HOMILIA
O Amor como Plenitude da Existência
No Evangelho de Marcos (12,28-34), um escriba aproxima-se de Jesus com uma questão essencial: qual é o primeiro de todos os mandamentos? E a resposta do Mestre não é uma simples norma, mas uma revelação da própria estrutura da realidade: "Amarás o Senhor teu Deus de todo o teu coração, de toda a tua alma, de toda a tua mente e de toda a tua força." E, sem que lhe fosse perguntado, Jesus acrescenta: "Amarás o teu próximo como a ti mesmo."
Estas palavras não são um mero preceito moral, mas a chave que alinha o ser humano ao princípio que sustenta todas as coisas. O amor não é uma virtude isolada, mas a potência unificadora que permite que cada ser atinja sua plenitude. Amar a Deus não significa apenas reconhecê-Lo como origem de tudo, mas orientarmo-nos inteiramente para Ele, permitindo que nossa inteligência, vontade e liberdade encontrem seu propósito mais elevado.
O segundo mandamento, inseparável do primeiro, não reduz o amor ao próximo a um sentimento passageiro ou a uma exigência social. Amar o outro como a si mesmo é compreender que nossa existência só se realiza plenamente quando reconhecemos no outro um chamado à comunhão. Não se trata de anular a individualidade, mas de expandi-la, pois o verdadeiro amor engrandece tanto quem ama quanto quem é amado.
Quando Jesus diz ao escriba que ele não está longe do Reino de Deus, aponta para uma verdade profunda: o Reino não é uma realidade imposta de fora, mas algo que se aproxima na medida em que nos sintonizamos com a verdade última do amor. A plenitude do ser humano não está na posse, no domínio ou na segurança exterior, mas na liberdade de amar sem reservas, reconhecendo no amor a lei suprema que governa toda a existência.
Quem compreende esta verdade e a vive não apenas se aproxima do Reino, mas já começa a experimentá-lo. Pois amar plenamente é encontrar-se na convergência última de todas as coisas, onde o coração, a alma, a mente e a força não são mais elementos dispersos, mas um só movimento em direção à origem e ao destino de tudo o que existe.
EXPLICAÇÃO TEOLÓGICA
A Plenitude do Amor a Deus como Fundamento do Ser
A frase pronunciada por Jesus em Marcos 12,30 — "Amarás o Senhor teu Deus de todo o teu coração, de toda a tua alma, de toda a tua mente e de toda a tua força" — não é apenas um mandamento, mas a revelação da estrutura ontológica do amor que vincula o ser humano ao Absoluto. Esse amor não é um preceito externo, imposto arbitrariamente, mas a resposta natural do homem à realidade divina que sustenta sua existência.

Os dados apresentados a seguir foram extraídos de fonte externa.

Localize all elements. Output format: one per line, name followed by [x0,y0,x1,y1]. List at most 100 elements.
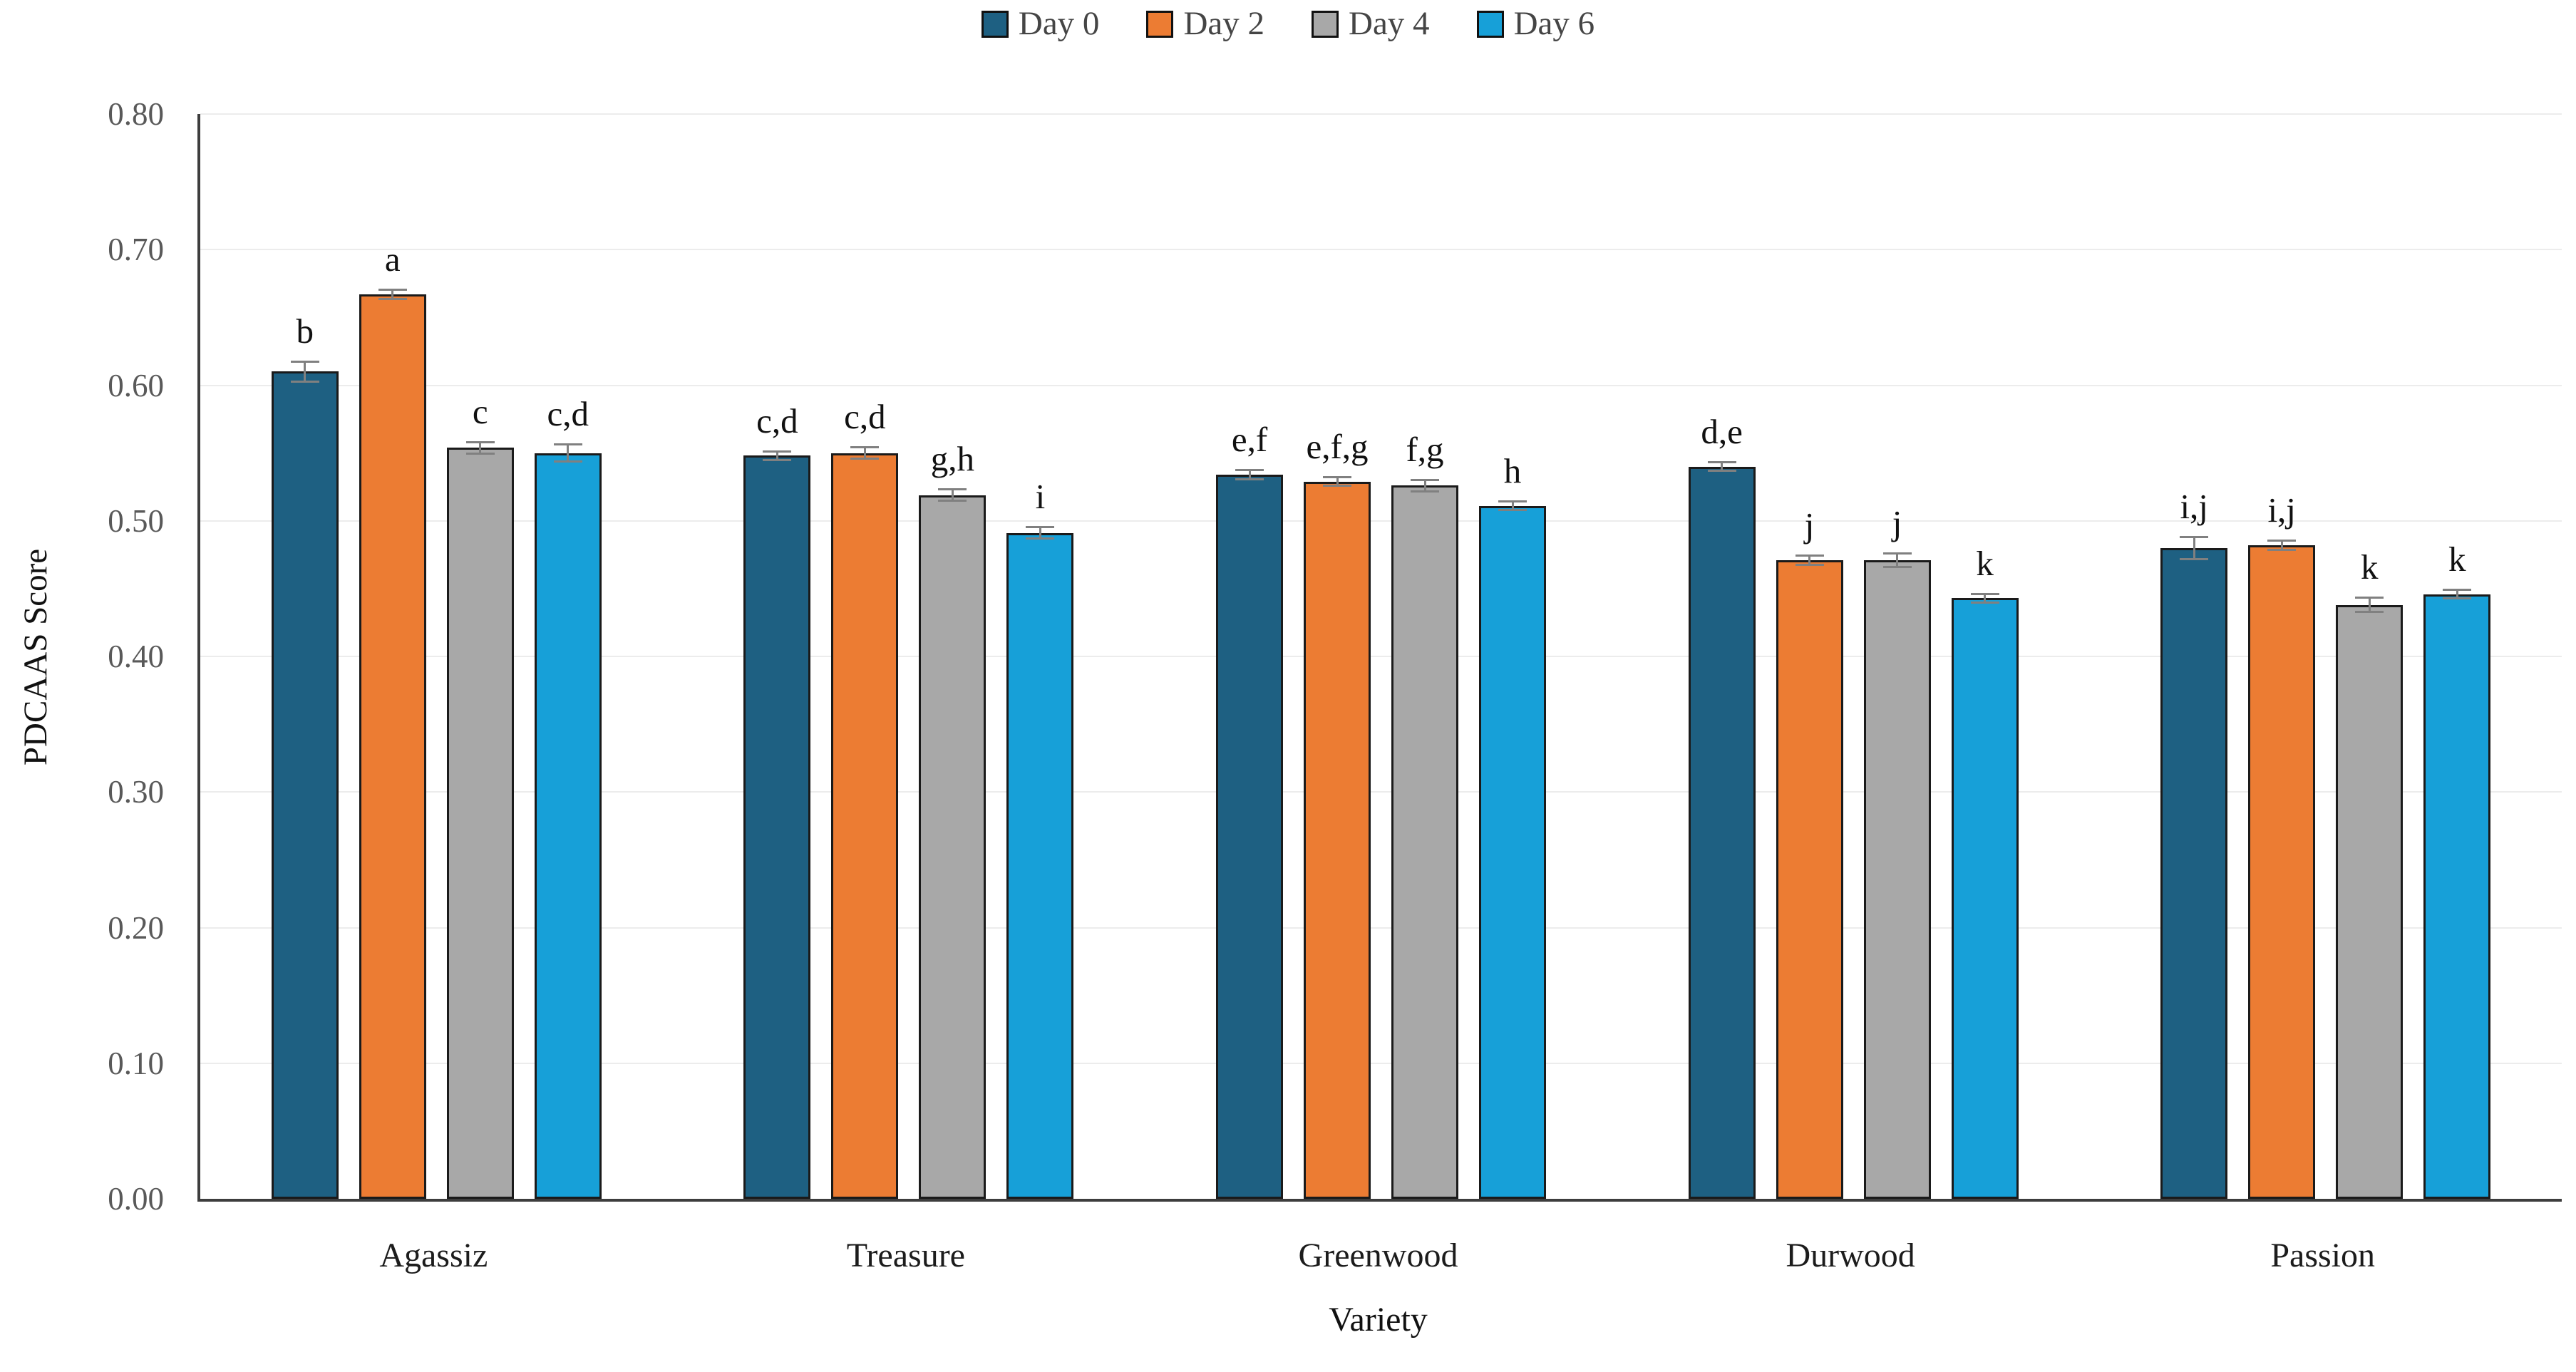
error-bar [951,488,954,502]
error-bar [567,443,570,463]
bar-passion-day-4 [2336,604,2404,1199]
y-tick-label-0.50: 0.50 [108,502,164,539]
error-bar-cap [2443,588,2472,591]
error-bar-cap [1235,469,1264,472]
error-bar [2193,535,2195,560]
bar-greenwood-day-4 [1391,485,1458,1199]
error-bar-cap [1882,566,1912,569]
gridline-0.10 [200,1062,2562,1064]
sig-label-durwood-day-2: j [1804,505,1815,545]
legend-swatch [1476,10,1504,38]
error-bar [776,450,778,462]
error-bar-cap [290,361,319,363]
y-tick-label-0.70: 0.70 [108,232,164,268]
error-bar-cap [1323,475,1351,478]
y-tick-label-0.60: 0.60 [108,367,164,403]
gridline-0.50 [200,520,2562,522]
bar-treasure-day-2 [831,453,899,1199]
error-bar-cap [763,450,792,453]
error-bar-cap [2267,540,2297,542]
error-bar-cap [850,446,880,449]
sig-label-durwood-day-4: j [1892,502,1902,542]
sig-label-agassiz-day-6: c,d [547,394,589,434]
bar-treasure-day-6 [1006,532,1074,1199]
error-bar-cap [1970,592,1999,595]
sig-label-passion-day-2: i,j [2267,490,2296,530]
error-bar-cap [1323,485,1351,488]
gridline-0.30 [200,791,2562,793]
error-bar [304,361,306,383]
sig-label-durwood-day-6: k [1976,543,1994,583]
error-bar-cap [2443,597,2472,600]
error-bar [863,446,866,460]
bar-treasure-day-0 [743,455,811,1199]
error-bar-cap [850,458,880,460]
legend-label: Day 0 [1018,5,1100,42]
legend-item-day-0: Day 0 [981,5,1100,42]
error-bar-cap [2355,597,2384,599]
y-tick-label-0.10: 0.10 [108,1045,164,1081]
error-bar-cap [1411,478,1439,481]
gridline-0.20 [200,927,2562,929]
error-bar [1039,526,1041,540]
plot-area: b a c c,d c,d c,d g,h i e,f e,f,g f,g h d,e j j k i,j i,j… [197,113,2562,1202]
legend-label: Day 4 [1349,5,1430,42]
bar-greenwood-day-0 [1216,475,1283,1199]
error-bar-cap [2355,611,2384,614]
error-bar [2456,588,2458,600]
bar-passion-day-2 [2248,545,2316,1199]
bar-greenwood-day-6 [1479,505,1546,1199]
legend-swatch [1146,10,1174,38]
error-bar [479,440,482,455]
legend-swatch [981,10,1009,38]
x-axis-title: Variety [1329,1301,1428,1339]
error-bar-cap [2180,557,2209,560]
error-bar [1721,461,1724,473]
legend-label: Day 2 [1183,5,1264,42]
sig-label-greenwood-day-2: e,f,g [1306,426,1369,466]
sig-label-treasure-day-6: i [1035,477,1046,517]
sig-label-passion-day-4: k [2360,547,2379,587]
error-bar [391,289,394,300]
chart-legend: Day 0 Day 2 Day 4 Day 6 [0,7,2576,41]
error-bar-cap [763,459,792,462]
error-bar [1896,552,1899,569]
category-label-treasure: Treasure [846,1237,965,1274]
error-bar-cap [553,460,582,463]
sig-label-greenwood-day-0: e,f [1231,420,1268,460]
error-bar-cap [553,443,582,446]
error-bar [1423,478,1426,492]
bar-agassiz-day-4 [446,448,514,1199]
bar-passion-day-0 [2160,547,2228,1199]
error-bar-cap [465,452,495,455]
error-bar-cap [1411,490,1439,492]
error-bar-cap [1026,537,1055,540]
bar-agassiz-day-2 [359,294,426,1199]
error-bar [2368,597,2371,614]
bar-agassiz-day-6 [534,453,602,1199]
gridline-0.60 [200,384,2562,386]
y-tick-label-0.30: 0.30 [108,774,164,810]
error-bar-cap [2267,548,2297,551]
sig-label-greenwood-day-4: f,g [1406,429,1444,469]
sig-label-treasure-day-4: g,h [930,439,975,479]
sig-label-agassiz-day-2: a [384,239,401,279]
bar-durwood-day-2 [1776,559,1843,1199]
error-bar-cap [938,488,967,491]
bar-agassiz-day-0 [271,371,339,1199]
error-bar-cap [2180,535,2209,538]
gridline-0.80 [200,113,2562,115]
sig-label-agassiz-day-0: b [296,311,314,351]
sig-label-durwood-day-0: d,e [1701,412,1743,452]
sig-label-agassiz-day-4: c [472,391,488,431]
category-label-passion: Passion [2270,1237,2376,1274]
legend-item-day-4: Day 4 [1312,7,1430,41]
sig-label-passion-day-6: k [2448,539,2466,579]
error-bar-cap [1498,509,1527,512]
error-bar-cap [1970,601,1999,604]
category-label-agassiz: Agassiz [379,1237,488,1274]
error-bar-cap [465,440,495,443]
error-bar-cap [938,500,967,502]
legend-item-day-6: Day 6 [1476,7,1594,41]
error-bar-cap [378,297,407,300]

1. O Coração: O Centro da Vontade e do Desejo
O "coração" na linguagem bíblica não se reduz à sede dos sentimentos, mas representa o centro da vontade, onde as decisões são tomadas e onde os afetos e intenções são ordenados. Amar a Deus "de todo o coração" significa submeter a própria vontade ao princípio supremo da Verdade e do Bem, conformando-se ao desígnio divino. Esse amor não é fragmentado ou vacilante, mas absoluto, pois o coração não pode servir a dois senhores (Mt 6,24).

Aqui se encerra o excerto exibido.